SEN. TRENT LOTT of Mississippi, the assistant...

SEN. TRENT LOTT of Mississippi, the assistant Republican leader in the Senate, was quoted as saying last week that two Southern Democratic senators may switch parties soon -- a la Sen. Richard Shelby of Alabama.

That may or may not turn out to be true, but it is indisputable that the South's Democrats have lost their Senate clout, probably forever.


Conservative Southern Democratic senators used to dominate the upper house of Congress. And not just negatively in terms of defeating civil rights legislation; they chaired almost all the major committees, and could unite as a bloc of 22 votes from their 11 states that presidents had to negotiate with.

The Senate was called "the World's Greatest Deliberative Body" by some, "the South's Revenge for Appomattox" by others.


From the end of Reconstruction in 1877 till 1961, only four Republicans were ever elected to the Senate from the states of the Old Confederacy, and three of those were from Tennessee. (One from North Carolina.) (During Reconstruction 20 of 22 Southern senators were Republicans in one year. Republicans in the Congress and the U.S. Army saw to that.)

Since 1961, 25 Southern Republicans have been elected to the Senate. There was one, from Texas, in 1961. There were six at one time by the late 1970s. In 1981 the number jumped to 10, then 11 in 1983. In 1987 it dropped back to six, after first-termers who were elected in 1980 with the help of Ronald Reagan's coattails couldn't make it on their own in 1986.

In 1993 it was back up to 10 (Bill Clinton having no Southern coat-tails) and is now 14, thanks to wins in 1993 and 1994 plus Shelby's switch.

So even without Lott's predicted switches, Republicans now hold a solid majority of Southern Senate seats. The party will no doubt add to those in 1996's elections. Democratic senators in Alabama, Arkansas and Louisiana have announced they won't run again.

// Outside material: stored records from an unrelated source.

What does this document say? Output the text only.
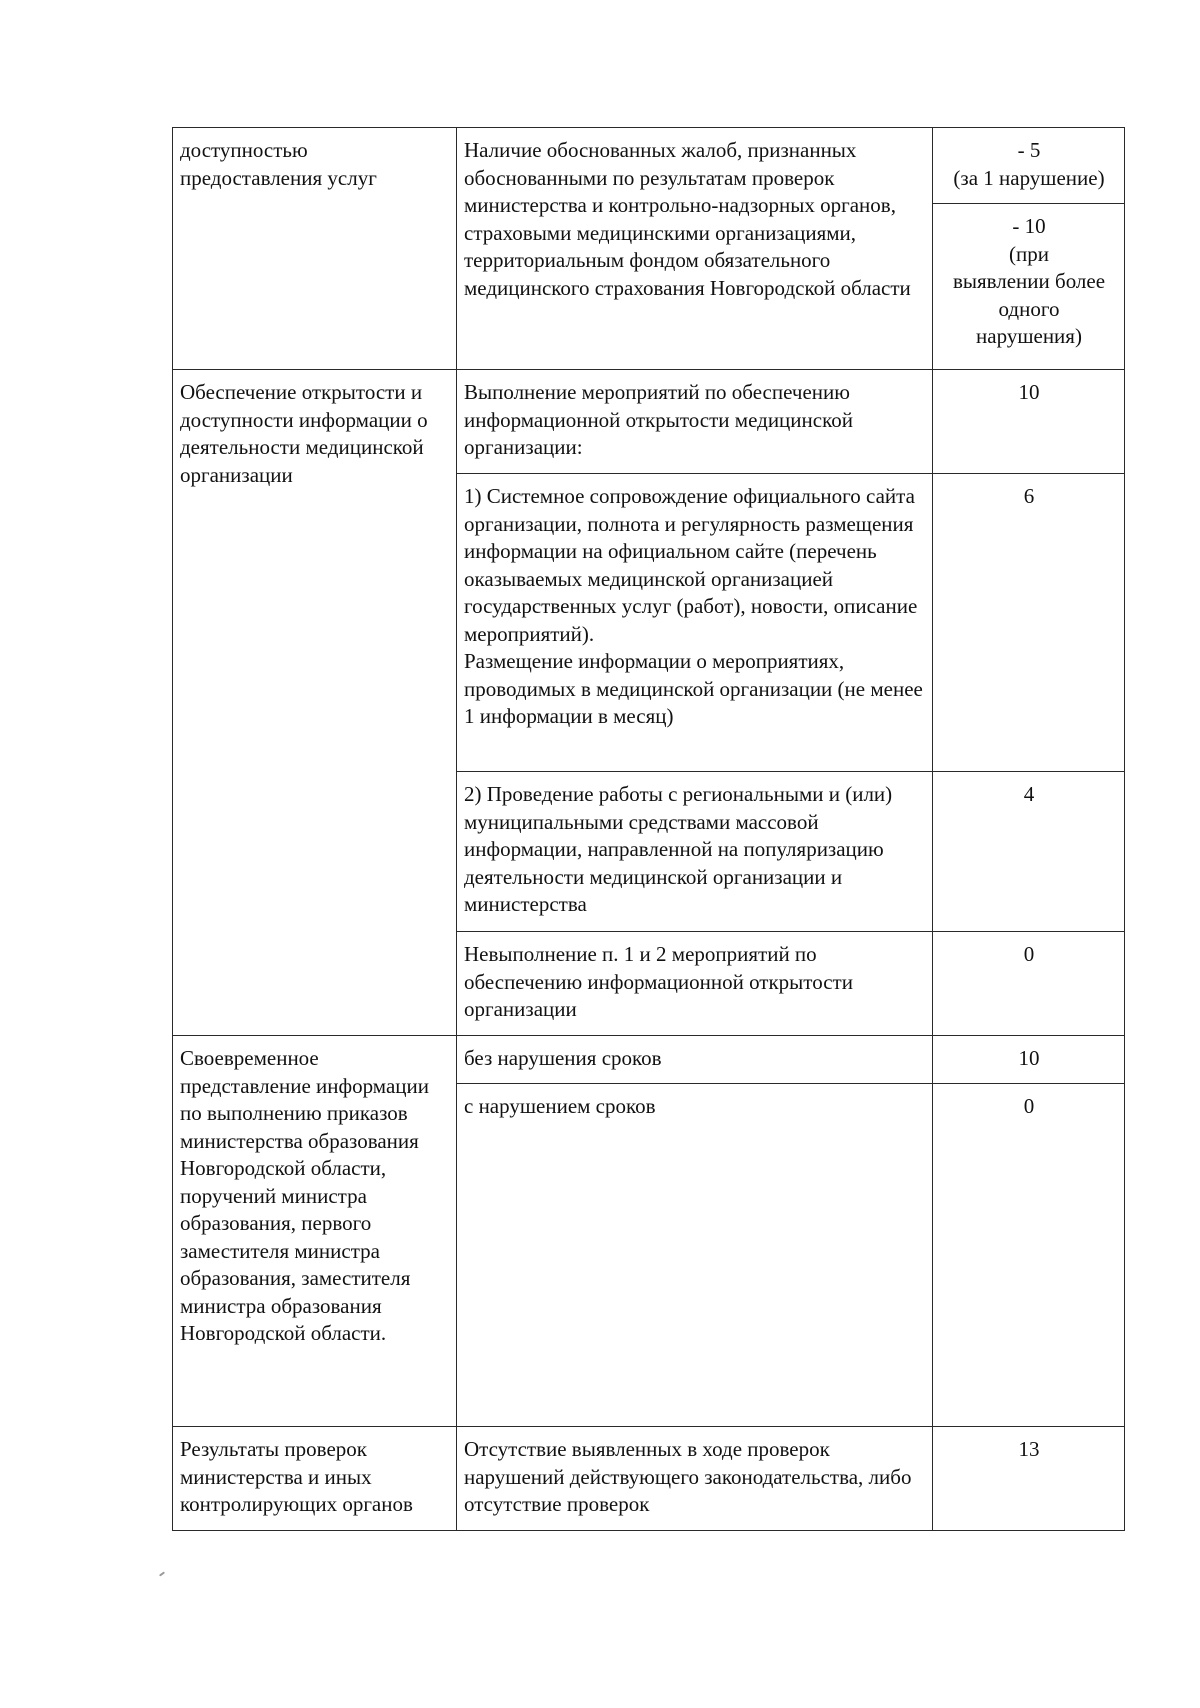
доступностью
предоставления услуг	Наличие обоснованных жалоб, признанных обоснованными по результатам проверок министерства и контрольно-надзорных органов, страховыми медицинскими организациями, территориальным фондом обязательного медицинского страхования Новгородской области	- 5
(за 1 нарушение)
		- 10
(при
выявлении более
одного
нарушения)
Обеспечение открытости и доступности информации о деятельности медицинской организации	Выполнение мероприятий по обеспечению информационной открытости медицинской организации:	10
	1) Системное сопровождение официального сайта организации, полнота и регулярность размещения информации на официальном сайте (перечень оказываемых медицинской организацией государственных услуг (работ), новости, описание мероприятий).
Размещение информации о мероприятиях, проводимых в медицинской организации (не менее 1 информации в месяц)	6
	2) Проведение работы с региональными и (или) муниципальными средствами массовой информации, направленной на популяризацию деятельности медицинской организации и министерства	4
	Невыполнение п. 1 и 2 мероприятий по обеспечению информационной открытости организации	0
Своевременное представление информации по выполнению приказов министерства образования Новгородской области, поручений министра образования, первого заместителя министра образования, заместителя министра образования Новгородской области.	без нарушения сроков	10
	с нарушением сроков	0
Результаты проверок министерства и иных контролирующих органов	Отсутствие выявленных в ходе проверок нарушений действующего законодательства, либо отсутствие проверок	13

Republicans are likely to win in Alabama and Louisiana and -- who knows? -- maybe even in Arkansas (where half the House delegation is Republican).

Furthermore, Sen. Sam Nunn of Georgia, who hasn't adjusted to going from Chairman Nunn of the Armed Services Committee to Ranking Minority Member Nunn has been making noises like a retiree.

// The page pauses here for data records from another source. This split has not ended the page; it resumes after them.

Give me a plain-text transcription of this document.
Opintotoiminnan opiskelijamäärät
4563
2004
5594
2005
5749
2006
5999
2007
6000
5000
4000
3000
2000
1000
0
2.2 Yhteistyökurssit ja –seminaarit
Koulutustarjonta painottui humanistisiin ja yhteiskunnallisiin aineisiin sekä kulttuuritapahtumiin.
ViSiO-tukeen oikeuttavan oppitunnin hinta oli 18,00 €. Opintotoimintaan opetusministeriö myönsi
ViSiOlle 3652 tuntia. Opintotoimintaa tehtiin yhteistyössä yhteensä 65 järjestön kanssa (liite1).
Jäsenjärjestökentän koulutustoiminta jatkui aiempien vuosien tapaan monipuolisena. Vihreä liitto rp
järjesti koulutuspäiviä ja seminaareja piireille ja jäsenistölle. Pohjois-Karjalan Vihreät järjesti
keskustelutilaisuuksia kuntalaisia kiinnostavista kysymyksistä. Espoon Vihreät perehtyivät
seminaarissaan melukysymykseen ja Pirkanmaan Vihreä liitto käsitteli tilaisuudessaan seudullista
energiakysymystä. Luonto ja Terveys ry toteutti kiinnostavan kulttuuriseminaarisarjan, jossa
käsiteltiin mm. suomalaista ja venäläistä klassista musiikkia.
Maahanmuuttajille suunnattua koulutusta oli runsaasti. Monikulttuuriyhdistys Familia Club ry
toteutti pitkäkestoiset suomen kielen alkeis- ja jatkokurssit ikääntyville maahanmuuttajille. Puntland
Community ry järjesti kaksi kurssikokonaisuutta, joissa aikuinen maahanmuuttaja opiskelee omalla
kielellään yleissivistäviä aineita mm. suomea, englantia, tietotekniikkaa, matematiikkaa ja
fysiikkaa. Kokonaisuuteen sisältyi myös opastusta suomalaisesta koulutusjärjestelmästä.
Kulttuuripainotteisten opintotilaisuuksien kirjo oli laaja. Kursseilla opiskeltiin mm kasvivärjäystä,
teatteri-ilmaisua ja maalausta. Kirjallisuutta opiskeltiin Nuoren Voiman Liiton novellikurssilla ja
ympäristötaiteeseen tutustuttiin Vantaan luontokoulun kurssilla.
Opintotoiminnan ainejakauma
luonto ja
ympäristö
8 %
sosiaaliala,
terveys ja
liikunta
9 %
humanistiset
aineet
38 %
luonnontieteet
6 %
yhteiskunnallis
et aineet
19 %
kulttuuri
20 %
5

It is not inconceivable that Republicans will hold 16-18 Southern Senate seats in 1997 -- and maybe more by the end of the century.

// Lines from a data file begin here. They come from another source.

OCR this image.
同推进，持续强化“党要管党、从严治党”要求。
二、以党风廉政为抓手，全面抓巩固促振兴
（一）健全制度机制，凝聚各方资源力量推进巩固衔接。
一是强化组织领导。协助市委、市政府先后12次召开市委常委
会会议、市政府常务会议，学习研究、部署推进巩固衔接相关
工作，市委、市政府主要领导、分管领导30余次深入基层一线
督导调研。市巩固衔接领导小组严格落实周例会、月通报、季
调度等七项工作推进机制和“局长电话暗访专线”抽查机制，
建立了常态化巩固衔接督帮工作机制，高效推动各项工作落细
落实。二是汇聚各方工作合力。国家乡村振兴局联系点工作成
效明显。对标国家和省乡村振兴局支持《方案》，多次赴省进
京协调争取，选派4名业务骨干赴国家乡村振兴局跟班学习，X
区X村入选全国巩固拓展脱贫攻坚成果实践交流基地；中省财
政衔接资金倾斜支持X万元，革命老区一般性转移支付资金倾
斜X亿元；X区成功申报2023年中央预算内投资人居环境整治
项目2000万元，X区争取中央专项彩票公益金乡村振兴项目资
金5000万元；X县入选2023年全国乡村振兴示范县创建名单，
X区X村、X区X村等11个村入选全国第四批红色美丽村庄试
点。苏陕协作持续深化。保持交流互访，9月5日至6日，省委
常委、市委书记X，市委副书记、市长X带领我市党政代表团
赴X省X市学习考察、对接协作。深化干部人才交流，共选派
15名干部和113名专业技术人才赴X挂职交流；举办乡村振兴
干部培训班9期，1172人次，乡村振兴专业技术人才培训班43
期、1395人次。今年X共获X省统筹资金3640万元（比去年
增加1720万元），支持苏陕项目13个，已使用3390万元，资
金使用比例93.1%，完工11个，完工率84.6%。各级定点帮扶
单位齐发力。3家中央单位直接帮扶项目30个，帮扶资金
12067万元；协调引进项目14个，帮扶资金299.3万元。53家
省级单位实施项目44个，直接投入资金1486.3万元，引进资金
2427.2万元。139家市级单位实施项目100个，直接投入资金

Part -- but only part -- of the reason for this is President Clinton's unpopularity. He carried four states in the region in 1992: Arkansas, Tennessee, Louisiana and Georgia. That was three more than the Democratic candidates for president carried in 1988, 1984 and 1980 combined. (One in '80, none in '84 and '88.) But he was a minority winner in all but Arkansas. No analyst I have read or heard gives Clinton any chance to win any Southern state but Arkansas in 1996.